It has become increasingly popular to add adjectives to “justice.” This has led to “social justice,” “racial justice,” environmental justice,” and now, “housing justice.” As an example, Casey Dawkins, Professor of Urban Studies and Planning at the University of Maryland, claims that we must develop a new understanding of justice as it applies to housing. In his book Just Housing, he writes,
I argue that certain contextual conditions influence housing’s distribution and valuation, and these conditions call for an approach to justice that considers housing’s distinctive qualities.
Every value has “certain contextual conditions” that influence its distribution and valuation. But we don’t need separate concepts of justice for “smart phone justice,” or “television justice,” or “automobile justice.” All we need is a proper definition of justice.

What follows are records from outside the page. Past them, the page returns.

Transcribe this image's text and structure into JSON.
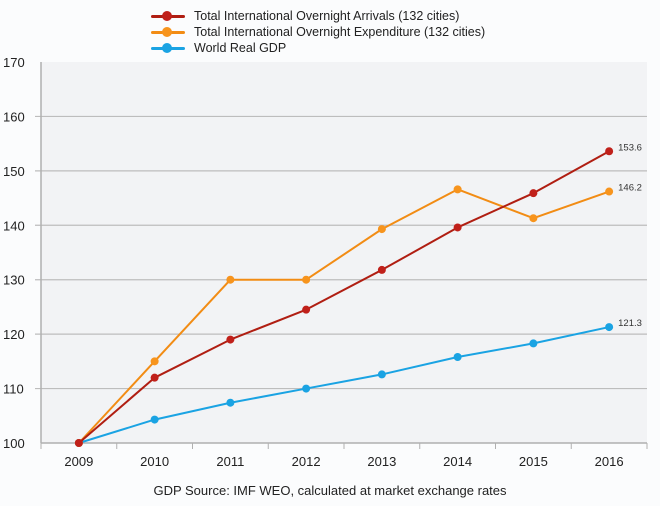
{
  "chart_data": {
    "type": "line",
    "title": "",
    "xlabel": "",
    "ylabel": "",
    "categories": [
      "2009",
      "2010",
      "2011",
      "2012",
      "2013",
      "2014",
      "2015",
      "2016"
    ],
    "ylim": [
      100,
      170
    ],
    "yticks": [
      100,
      110,
      120,
      130,
      140,
      150,
      160,
      170
    ],
    "grid": true,
    "legend_position": "top-center",
    "series": [
      {
        "name": "Total International Overnight Arrivals (132 cities)",
        "color": "#c0201a",
        "line_color": "#b01e12",
        "values": [
          100,
          112.0,
          119.0,
          124.5,
          131.8,
          139.6,
          145.9,
          153.6
        ],
        "end_label": "153.6"
      },
      {
        "name": "Total International Overnight Expenditure (132 cities)",
        "color": "#f7941d",
        "line_color": "#f28c14",
        "values": [
          100,
          115.0,
          130.0,
          130.0,
          139.3,
          146.6,
          141.3,
          146.2
        ],
        "end_label": "146.2"
      },
      {
        "name": "World Real GDP",
        "color": "#1aa3e3",
        "line_color": "#1aa3e3",
        "values": [
          100,
          104.3,
          107.4,
          110.0,
          112.6,
          115.8,
          118.3,
          121.3
        ],
        "end_label": "121.3"
      }
    ],
    "annotations": [
      "153.6",
      "146.2",
      "121.3"
    ]
  },
  "footer": {
    "source": "GDP Source: IMF WEO, calculated at market exchange rates"
  },
  "style": {
    "plot_background": "#f2f3f5",
    "gridline": "#bdbdbd",
    "axis": "#b0b0b0"
  }
}
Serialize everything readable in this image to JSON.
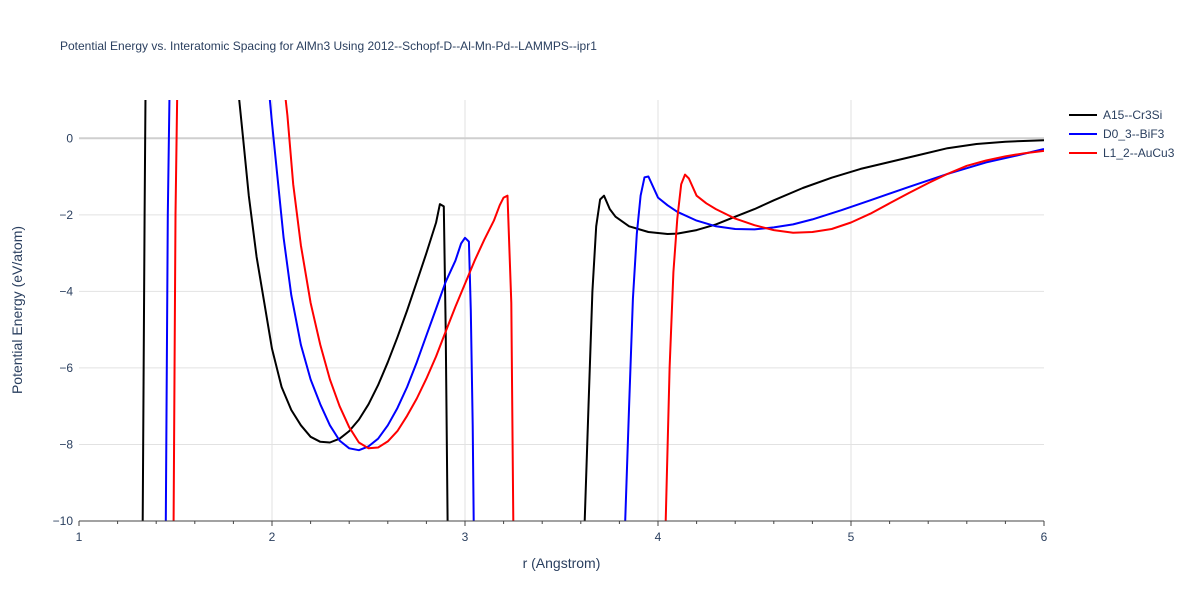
{
  "chart_data": {
    "type": "line",
    "title": "Potential Energy vs. Interatomic Spacing for AlMn3 Using 2012--Schopf-D--Al-Mn-Pd--LAMMPS--ipr1",
    "xlabel": "r (Angstrom)",
    "ylabel": "Potential Energy (eV/atom)",
    "xlim": [
      1,
      6
    ],
    "ylim": [
      -10,
      1
    ],
    "x_ticks": [
      1,
      2,
      3,
      4,
      5,
      6
    ],
    "x_tick_labels": [
      "1",
      "2",
      "3",
      "4",
      "5",
      "6"
    ],
    "y_ticks": [
      -10,
      -8,
      -6,
      -4,
      -2,
      0
    ],
    "y_tick_labels": [
      "−10",
      "−8",
      "−6",
      "−4",
      "−2",
      "0"
    ],
    "grid": true,
    "legend_position": "top-right",
    "series": [
      {
        "name": "A15--Cr3Si",
        "color": "#000000",
        "segments": [
          [
            [
              1.32,
              -10.5
            ],
            [
              1.33,
              -10
            ],
            [
              1.34,
              -2
            ],
            [
              1.345,
              1.5
            ]
          ],
          [
            [
              1.82,
              1.5
            ],
            [
              1.85,
              0
            ],
            [
              1.88,
              -1.5
            ],
            [
              1.92,
              -3.1
            ],
            [
              1.96,
              -4.3
            ],
            [
              2.0,
              -5.5
            ],
            [
              2.05,
              -6.5
            ],
            [
              2.1,
              -7.1
            ],
            [
              2.15,
              -7.5
            ],
            [
              2.2,
              -7.8
            ],
            [
              2.25,
              -7.93
            ],
            [
              2.3,
              -7.95
            ],
            [
              2.35,
              -7.85
            ],
            [
              2.4,
              -7.65
            ],
            [
              2.45,
              -7.35
            ],
            [
              2.5,
              -6.95
            ],
            [
              2.55,
              -6.45
            ],
            [
              2.6,
              -5.85
            ],
            [
              2.65,
              -5.2
            ],
            [
              2.7,
              -4.5
            ],
            [
              2.75,
              -3.75
            ],
            [
              2.8,
              -3.0
            ],
            [
              2.85,
              -2.2
            ],
            [
              2.87,
              -1.72
            ],
            [
              2.89,
              -1.78
            ],
            [
              2.9,
              -5.0
            ],
            [
              2.91,
              -10
            ],
            [
              2.915,
              -10.5
            ]
          ],
          [
            [
              3.61,
              -10.5
            ],
            [
              3.62,
              -10
            ],
            [
              3.64,
              -7
            ],
            [
              3.66,
              -4
            ],
            [
              3.68,
              -2.3
            ],
            [
              3.7,
              -1.6
            ],
            [
              3.72,
              -1.5
            ],
            [
              3.75,
              -1.85
            ],
            [
              3.78,
              -2.05
            ],
            [
              3.85,
              -2.3
            ],
            [
              3.95,
              -2.45
            ],
            [
              4.05,
              -2.5
            ],
            [
              4.1,
              -2.49
            ],
            [
              4.2,
              -2.4
            ],
            [
              4.3,
              -2.25
            ],
            [
              4.4,
              -2.05
            ],
            [
              4.5,
              -1.85
            ],
            [
              4.6,
              -1.62
            ],
            [
              4.75,
              -1.3
            ],
            [
              4.9,
              -1.03
            ],
            [
              5.05,
              -0.8
            ],
            [
              5.2,
              -0.62
            ],
            [
              5.35,
              -0.44
            ],
            [
              5.5,
              -0.26
            ],
            [
              5.65,
              -0.15
            ],
            [
              5.8,
              -0.09
            ],
            [
              5.95,
              -0.06
            ],
            [
              6.0,
              -0.05
            ]
          ]
        ]
      },
      {
        "name": "D0_3--BiF3",
        "color": "#0000ff",
        "segments": [
          [
            [
              1.44,
              -10.5
            ],
            [
              1.45,
              -10
            ],
            [
              1.46,
              -2
            ],
            [
              1.47,
              1.5
            ]
          ],
          [
            [
              1.98,
              1.5
            ],
            [
              2.0,
              0.4
            ],
            [
              2.03,
              -1.1
            ],
            [
              2.06,
              -2.6
            ],
            [
              2.1,
              -4.1
            ],
            [
              2.15,
              -5.4
            ],
            [
              2.2,
              -6.3
            ],
            [
              2.25,
              -6.95
            ],
            [
              2.3,
              -7.5
            ],
            [
              2.35,
              -7.9
            ],
            [
              2.4,
              -8.1
            ],
            [
              2.45,
              -8.15
            ],
            [
              2.5,
              -8.05
            ],
            [
              2.55,
              -7.85
            ],
            [
              2.6,
              -7.5
            ],
            [
              2.65,
              -7.05
            ],
            [
              2.7,
              -6.5
            ],
            [
              2.75,
              -5.85
            ],
            [
              2.8,
              -5.15
            ],
            [
              2.85,
              -4.45
            ],
            [
              2.9,
              -3.75
            ],
            [
              2.95,
              -3.2
            ],
            [
              2.98,
              -2.75
            ],
            [
              3.0,
              -2.6
            ],
            [
              3.02,
              -2.7
            ],
            [
              3.03,
              -4.5
            ],
            [
              3.04,
              -7.5
            ],
            [
              3.045,
              -10
            ],
            [
              3.05,
              -10.5
            ]
          ],
          [
            [
              3.82,
              -10.5
            ],
            [
              3.83,
              -10
            ],
            [
              3.85,
              -7
            ],
            [
              3.87,
              -4.2
            ],
            [
              3.89,
              -2.5
            ],
            [
              3.91,
              -1.5
            ],
            [
              3.93,
              -1.02
            ],
            [
              3.95,
              -1.0
            ],
            [
              4.0,
              -1.55
            ],
            [
              4.05,
              -1.75
            ],
            [
              4.1,
              -1.92
            ],
            [
              4.2,
              -2.15
            ],
            [
              4.3,
              -2.3
            ],
            [
              4.4,
              -2.37
            ],
            [
              4.5,
              -2.38
            ],
            [
              4.6,
              -2.33
            ],
            [
              4.7,
              -2.25
            ],
            [
              4.8,
              -2.12
            ],
            [
              4.95,
              -1.88
            ],
            [
              5.1,
              -1.62
            ],
            [
              5.3,
              -1.27
            ],
            [
              5.5,
              -0.93
            ],
            [
              5.7,
              -0.63
            ],
            [
              5.85,
              -0.46
            ],
            [
              6.0,
              -0.28
            ]
          ]
        ]
      },
      {
        "name": "L1_2--AuCu3",
        "color": "#ff0000",
        "segments": [
          [
            [
              1.48,
              -10.5
            ],
            [
              1.49,
              -10
            ],
            [
              1.5,
              -2
            ],
            [
              1.51,
              1.5
            ]
          ],
          [
            [
              2.06,
              1.5
            ],
            [
              2.08,
              0.6
            ],
            [
              2.11,
              -1.2
            ],
            [
              2.15,
              -2.8
            ],
            [
              2.2,
              -4.3
            ],
            [
              2.25,
              -5.4
            ],
            [
              2.3,
              -6.3
            ],
            [
              2.35,
              -7.0
            ],
            [
              2.4,
              -7.55
            ],
            [
              2.45,
              -7.95
            ],
            [
              2.5,
              -8.1
            ],
            [
              2.55,
              -8.08
            ],
            [
              2.6,
              -7.92
            ],
            [
              2.65,
              -7.65
            ],
            [
              2.7,
              -7.25
            ],
            [
              2.75,
              -6.8
            ],
            [
              2.8,
              -6.28
            ],
            [
              2.85,
              -5.7
            ],
            [
              2.9,
              -5.05
            ],
            [
              2.95,
              -4.4
            ],
            [
              3.0,
              -3.8
            ],
            [
              3.05,
              -3.2
            ],
            [
              3.1,
              -2.65
            ],
            [
              3.15,
              -2.15
            ],
            [
              3.18,
              -1.75
            ],
            [
              3.2,
              -1.55
            ],
            [
              3.22,
              -1.5
            ],
            [
              3.24,
              -4.3
            ],
            [
              3.25,
              -10
            ],
            [
              3.255,
              -10.5
            ]
          ],
          [
            [
              4.03,
              -10.5
            ],
            [
              4.04,
              -10
            ],
            [
              4.06,
              -6
            ],
            [
              4.08,
              -3.5
            ],
            [
              4.1,
              -2.1
            ],
            [
              4.12,
              -1.2
            ],
            [
              4.14,
              -0.95
            ],
            [
              4.16,
              -1.05
            ],
            [
              4.2,
              -1.5
            ],
            [
              4.25,
              -1.7
            ],
            [
              4.3,
              -1.85
            ],
            [
              4.4,
              -2.1
            ],
            [
              4.5,
              -2.27
            ],
            [
              4.6,
              -2.4
            ],
            [
              4.7,
              -2.47
            ],
            [
              4.8,
              -2.45
            ],
            [
              4.9,
              -2.37
            ],
            [
              5.0,
              -2.2
            ],
            [
              5.1,
              -1.97
            ],
            [
              5.2,
              -1.7
            ],
            [
              5.3,
              -1.43
            ],
            [
              5.4,
              -1.17
            ],
            [
              5.5,
              -0.93
            ],
            [
              5.6,
              -0.72
            ],
            [
              5.7,
              -0.58
            ],
            [
              5.8,
              -0.47
            ],
            [
              5.9,
              -0.39
            ],
            [
              6.0,
              -0.33
            ]
          ]
        ]
      }
    ]
  }
}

Not surprisingly, Dawkins does not offer a proper definition. What Dawkins proposes is the obliteration of justice:
While some equate justice with morality writ large, most theories of justice pertain more narrowly to what “we owe to each other” (particularly as these obligations are instantiated in actions taken by the nation-state or its agents to distribute goods, resources, and opportunities)….
I interpret housing justice to be a particular understanding of distributive justice that addresses moral questions about the production, distribution, occupancy, and ownership of housing.
Adding adjectives to justice does not provide greater clarity or understanding. What it does do is confuse the issue and allow the concept of justice to be perverted.
Properly understood, justice does pertain to “what we owe to each other.” Properly understood, justice demands that owe to others that which they have earned, that which they deserve. This is true no matter which particular issue we are considering.
To Dawkins, justice does not pertain to what an individual has earned. It means an equal distribution of values, regardless of an individual’s actions or inactions to produce or earn those values. To Dawkins, individuals deserve housing because they exist. This isn’t justice; it is injustice.
Not only do the advocates of “housing justice” want to grant unearned rewards, they seek to impose undeserved penalties on housing producers. The growing popularity of rent control is one example. Eviction moratoriums is another. Across the nation, controls and restrictions are being imposed on landlords in the name of “housing justice.”
This illustrates a point that Peter Schwartz once made: political disasters are always preceded by epistemological disasters. The goals of “housing justice warriors” would be impossible to achieve without first perverting the meaning of the concept “justice.”